Quelles sont les actions pour dynamiser le territoire ?
J. B. - Plusieurs initiatives ont vu le jour. Premièrement, de nombreux agriculteurs pratiquent la vente directe, d’autres participent à des magasins de producteurs qui permettent un accès facilité aux produits locaux pour le consommateur. Il y a également une filière laine qui est en cours de développement qui permettrait, on l’espère, de placer non plus la laine comme un sous-produit de l’élevage ovin mais comme un réel produit. De plus, le Parc déploie la marque « Esprit Parc National », commune aux 10 parcs nationaux français. Sept catégories sont représentées dans cette marque : la viande de ruminants, le miel, les fruits, les légumes, la restauration et l’hébergement, les sorties découverte, le vin. Les critères techniques sont précisés par les règlements d’usage catégoriel qui sont élaborés par et pour tous les parcs nationaux.

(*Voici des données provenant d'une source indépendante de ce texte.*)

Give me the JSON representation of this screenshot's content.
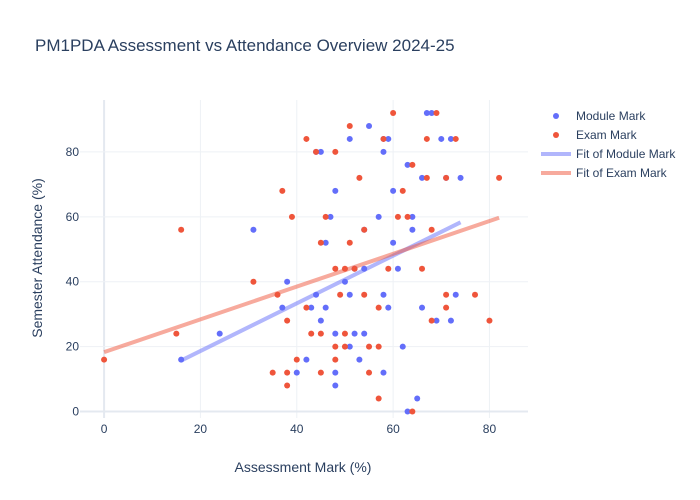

Que représente le pastoralisme pour le parc des Cévennes ?
J. B. - L’agropastoralisme est l’un des piliers du Parc. D’ailleurs, il a été créé en bonne partie pour enrayer la déprise agricole et encourager le pastoralisme. Le parc des Cévennes est le seul parc national habité dans son cœur ; 700 personnes y vivent à l’année. L’agropastoralisme crée de l’activité ici, ça a une incidence économique sur la région qui est importante. Il faut prendre en compte la production bien sûr, mais aussi la commercialisation des produits locaux qui grâce à ce territoire particulier, ont une image positive auprès des consommateurs.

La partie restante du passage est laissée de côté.